Mayflower window, Plymouth Guildhall (Plymouth, 1874)

Files

Plymouth Guildhall (2018)
'The Mayflower Window', The Graphic (4th September 1920), 7.

Click on an image to view its copyright status.

Description

The Plymouth Guildhall, today Grade II listed, was built in 1874 in a Gothic revival style. Part of the new building was a series of fourteen windows that told the local history of Plymouth in connection with the national story of Britain. These windows included scenes like the assembly of the fleet under Edward the Black Prince in 1315, the defeat of the Spanish Armada in 1588, and the proclamation of William III in the Guildhall in 1688. Over the main entrance of the building was a window depicting the embarkation of the Pilgrim Fathers in 1620. With William Bradford at their head, the Pilgrims were on the boat at the Barbican steps that would take them to the larger Mayflower. Designed by John Shelly and made by Messrs Fouracre and Watson, this window was gifted by the present Mayor (Alfred Rooker – a deacon of Sherwell Congregational Church).

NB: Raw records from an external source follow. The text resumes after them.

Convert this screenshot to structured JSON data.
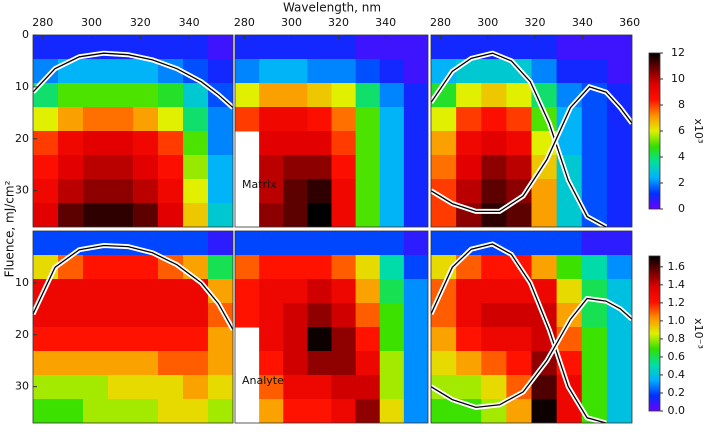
{
  "chart_data": [
    {
      "type": "heatmap",
      "xlabel": "Wavelength, nm",
      "ylabel": "Fluence, mJ/cm²",
      "xlim": [
        276,
        358
      ],
      "xticks": [
        280,
        300,
        320,
        340
      ],
      "ylim": [
        0,
        37
      ],
      "yticks": [
        0,
        10,
        20,
        30
      ],
      "y_inverted": true,
      "zlim": [
        0,
        12
      ],
      "colormap": [
        "#6a00ff",
        "#0030ff",
        "#00b0ff",
        "#00e0a0",
        "#30e000",
        "#e0f000",
        "#ff9000",
        "#ff1000",
        "#e00000",
        "#700000",
        "#000000"
      ],
      "z": [
        [
          1,
          1,
          1,
          1,
          1,
          1,
          1,
          0.5
        ],
        [
          2,
          2.5,
          2.5,
          2.5,
          2.5,
          2,
          1.5,
          1
        ],
        [
          4,
          5,
          5,
          5,
          5,
          4.5,
          3,
          1.5
        ],
        [
          6,
          7,
          7.5,
          7.5,
          7,
          6,
          4,
          2
        ],
        [
          8,
          9,
          9.5,
          9.5,
          9,
          8,
          5,
          2
        ],
        [
          8.5,
          9.5,
          10,
          10,
          9.5,
          8.5,
          5.5,
          2.5
        ],
        [
          9,
          10,
          10.5,
          10.5,
          10,
          9,
          6,
          2.5
        ],
        [
          9.5,
          11,
          11.5,
          11.5,
          11,
          9.5,
          6.5,
          3
        ]
      ],
      "curves": [
        {
          "x": [
            276,
            285,
            295,
            305,
            315,
            325,
            335,
            345,
            352,
            358
          ],
          "y": [
            11,
            6.5,
            4.2,
            3.5,
            3.8,
            4.8,
            6.5,
            9,
            11.5,
            14
          ]
        }
      ]
    },
    {
      "type": "heatmap",
      "xlim": [
        276,
        358
      ],
      "xticks": [
        280,
        300,
        320,
        340
      ],
      "ylim": [
        0,
        37
      ],
      "y_inverted": true,
      "zlim": [
        0,
        12
      ],
      "annotation": "Matrix",
      "z": [
        [
          1,
          1,
          1,
          1,
          1,
          0.5,
          0.5,
          0.5
        ],
        [
          2,
          2.5,
          2.5,
          2,
          2,
          1.5,
          1,
          0.5
        ],
        [
          6,
          7,
          7,
          6.5,
          6,
          4,
          2,
          1
        ],
        [
          8,
          9,
          9,
          8.5,
          7.5,
          5,
          2.5,
          1
        ],
        [
          null,
          9.5,
          9.5,
          9.5,
          8,
          5,
          2.5,
          1
        ],
        [
          null,
          10,
          10.5,
          10.5,
          8.5,
          5,
          2.5,
          1
        ],
        [
          null,
          10,
          11,
          11.5,
          9,
          5,
          2.5,
          1
        ],
        [
          null,
          10.5,
          11,
          12,
          9,
          5,
          2.5,
          1
        ]
      ]
    },
    {
      "type": "heatmap",
      "xlim": [
        276,
        361
      ],
      "xticks": [
        280,
        300,
        320,
        340,
        360
      ],
      "ylim": [
        0,
        37
      ],
      "y_inverted": true,
      "zlim": [
        0,
        12
      ],
      "z": [
        [
          1,
          1,
          1,
          1,
          1,
          0.5,
          0.5,
          0.5
        ],
        [
          2.5,
          3,
          3,
          3,
          2,
          1,
          1,
          0.5
        ],
        [
          4.5,
          6,
          6.5,
          6,
          4,
          2,
          1.5,
          1
        ],
        [
          6,
          8,
          8.5,
          8,
          5,
          2.5,
          1.5,
          1
        ],
        [
          7,
          9,
          9.5,
          9,
          6,
          2.5,
          1.5,
          1
        ],
        [
          7.5,
          9.5,
          10.5,
          10,
          6.5,
          3,
          1.5,
          1
        ],
        [
          8,
          10,
          11,
          10.5,
          7,
          3,
          1.5,
          1
        ],
        [
          8,
          10.5,
          11.5,
          11,
          7,
          3,
          1.5,
          1
        ]
      ],
      "curves": [
        {
          "x": [
            276,
            285,
            293,
            302,
            310,
            318,
            326,
            334,
            342,
            350
          ],
          "y": [
            13,
            7,
            4.5,
            3.5,
            5,
            9,
            17,
            28,
            35,
            37
          ]
        },
        {
          "x": [
            276,
            285,
            295,
            305,
            315,
            325,
            335,
            343,
            350,
            356,
            361
          ],
          "y": [
            30,
            32.5,
            34,
            34,
            31,
            24,
            14,
            10,
            11,
            14,
            17
          ]
        }
      ],
      "colorbar": {
        "label": "x10³",
        "ticks": [
          0,
          2,
          4,
          6,
          8,
          10,
          12
        ]
      }
    },
    {
      "type": "heatmap",
      "xlim": [
        276,
        358
      ],
      "ylim": [
        0,
        37
      ],
      "yticks": [
        10,
        20,
        30
      ],
      "y_inverted": true,
      "zlim": [
        0,
        1.72
      ],
      "z": [
        [
          0.2,
          0.2,
          0.2,
          0.2,
          0.2,
          0.2,
          0.2,
          0.1
        ],
        [
          0.9,
          1.1,
          1.2,
          1.2,
          1.2,
          1.1,
          1,
          0.6
        ],
        [
          1.3,
          1.3,
          1.3,
          1.3,
          1.3,
          1.3,
          1.3,
          1
        ],
        [
          1.3,
          1.3,
          1.3,
          1.3,
          1.3,
          1.3,
          1.3,
          1.1
        ],
        [
          1.2,
          1.2,
          1.2,
          1.2,
          1.2,
          1.2,
          1.2,
          1
        ],
        [
          1,
          1,
          1,
          1,
          1,
          1.1,
          1.1,
          1
        ],
        [
          0.8,
          0.8,
          0.8,
          0.9,
          0.9,
          0.9,
          1,
          0.9
        ],
        [
          0.7,
          0.7,
          0.8,
          0.8,
          0.8,
          0.9,
          0.9,
          0.8
        ]
      ],
      "curves": [
        {
          "x": [
            276,
            285,
            295,
            305,
            315,
            325,
            335,
            345,
            352,
            358
          ],
          "y": [
            16,
            7,
            3.6,
            2.8,
            3,
            4.2,
            6.5,
            10,
            14,
            19
          ]
        }
      ]
    },
    {
      "type": "heatmap",
      "xlim": [
        276,
        358
      ],
      "ylim": [
        0,
        37
      ],
      "y_inverted": true,
      "zlim": [
        0,
        1.72
      ],
      "annotation": "Analyte",
      "z": [
        [
          0.2,
          0.2,
          0.2,
          0.2,
          0.2,
          0.2,
          0.2,
          0.1
        ],
        [
          1.1,
          1.2,
          1.2,
          1.2,
          1.1,
          0.9,
          0.5,
          0.2
        ],
        [
          1.2,
          1.3,
          1.3,
          1.4,
          1.3,
          1,
          0.6,
          0.3
        ],
        [
          1.2,
          1.3,
          1.4,
          1.5,
          1.4,
          1.1,
          0.7,
          0.3
        ],
        [
          null,
          1.3,
          1.4,
          1.7,
          1.5,
          1.2,
          0.7,
          0.3
        ],
        [
          null,
          1.2,
          1.4,
          1.5,
          1.5,
          1.3,
          0.8,
          0.3
        ],
        [
          null,
          1.1,
          1.3,
          1.3,
          1.4,
          1.4,
          0.8,
          0.3
        ],
        [
          null,
          1,
          1.2,
          1.2,
          1.3,
          1.5,
          0.9,
          0.3
        ]
      ]
    },
    {
      "type": "heatmap",
      "xlim": [
        276,
        361
      ],
      "ylim": [
        0,
        37
      ],
      "y_inverted": true,
      "zlim": [
        0,
        1.72
      ],
      "z": [
        [
          0.2,
          0.2,
          0.2,
          0.2,
          0.2,
          0.2,
          0.1,
          0.1
        ],
        [
          0.9,
          1.1,
          1.2,
          1.2,
          1,
          0.7,
          0.5,
          0.3
        ],
        [
          1.1,
          1.3,
          1.3,
          1.3,
          1.3,
          0.9,
          0.6,
          0.4
        ],
        [
          1.1,
          1.3,
          1.4,
          1.4,
          1.4,
          1,
          0.6,
          0.4
        ],
        [
          1,
          1.2,
          1.3,
          1.3,
          1.4,
          1.1,
          0.7,
          0.4
        ],
        [
          0.9,
          1,
          1.1,
          1.2,
          1.5,
          1.2,
          0.7,
          0.4
        ],
        [
          0.8,
          0.8,
          0.9,
          1.1,
          1.6,
          1.3,
          0.7,
          0.4
        ],
        [
          0.7,
          0.7,
          0.8,
          1,
          1.7,
          1.3,
          0.7,
          0.4
        ]
      ],
      "curves": [
        {
          "x": [
            276,
            285,
            293,
            302,
            310,
            318,
            326,
            334,
            342,
            350
          ],
          "y": [
            16,
            7,
            3.5,
            2.5,
            4.5,
            10,
            19,
            30,
            36,
            37
          ]
        },
        {
          "x": [
            276,
            285,
            295,
            305,
            315,
            325,
            335,
            342,
            350,
            356,
            361
          ],
          "y": [
            30,
            32.5,
            34,
            33.5,
            31,
            25,
            17,
            13,
            13.5,
            15,
            17
          ]
        }
      ],
      "colorbar": {
        "label": "x10⁻³",
        "ticks": [
          {
            "value": 0,
            "label": "0.0"
          },
          0.2,
          0.4,
          0.6,
          0.8,
          {
            "value": 1,
            "label": "1.0"
          },
          1.2,
          1.4,
          1.6
        ]
      }
    }
  ]
}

The final third of the nineteenth century saw lots of expressions of civic pride like this in British cities; as places boomed through trade and industry, local elites expressed their hopes for the future by cementing in stone and glass the great achievements of their past. Histories of the town, such as A History of Plymouth (1873) by Llewellynn Jewitt, now started to give attention to the Mayflower story. By the time of the Guildhall’s construction the Mayflower was not yet a dominant part of Plymouth’s civic culture – that came later in the 1890s, as the international interest in the Pilgrim Fathers grew – but already it was starting to become a memorialised feature of the city’s history. In 1920, the Guildhall was one location of various commemorations for the 300th anniversary of the Mayflower's voyage.

In 1941, the Guildhall – and other surrounding buildings – were gutted by fire after a Luftwaffe bombing raid. One of the causalities, unfortunately, was the Mayflower window.

Source

Crispin Gill, Mayflower Remembered: A History of the Plymouth Pilgrims (Plymouth, 1970).

‘Plymouth New Guildhall’, Western Morning News (12th August 1874), 3.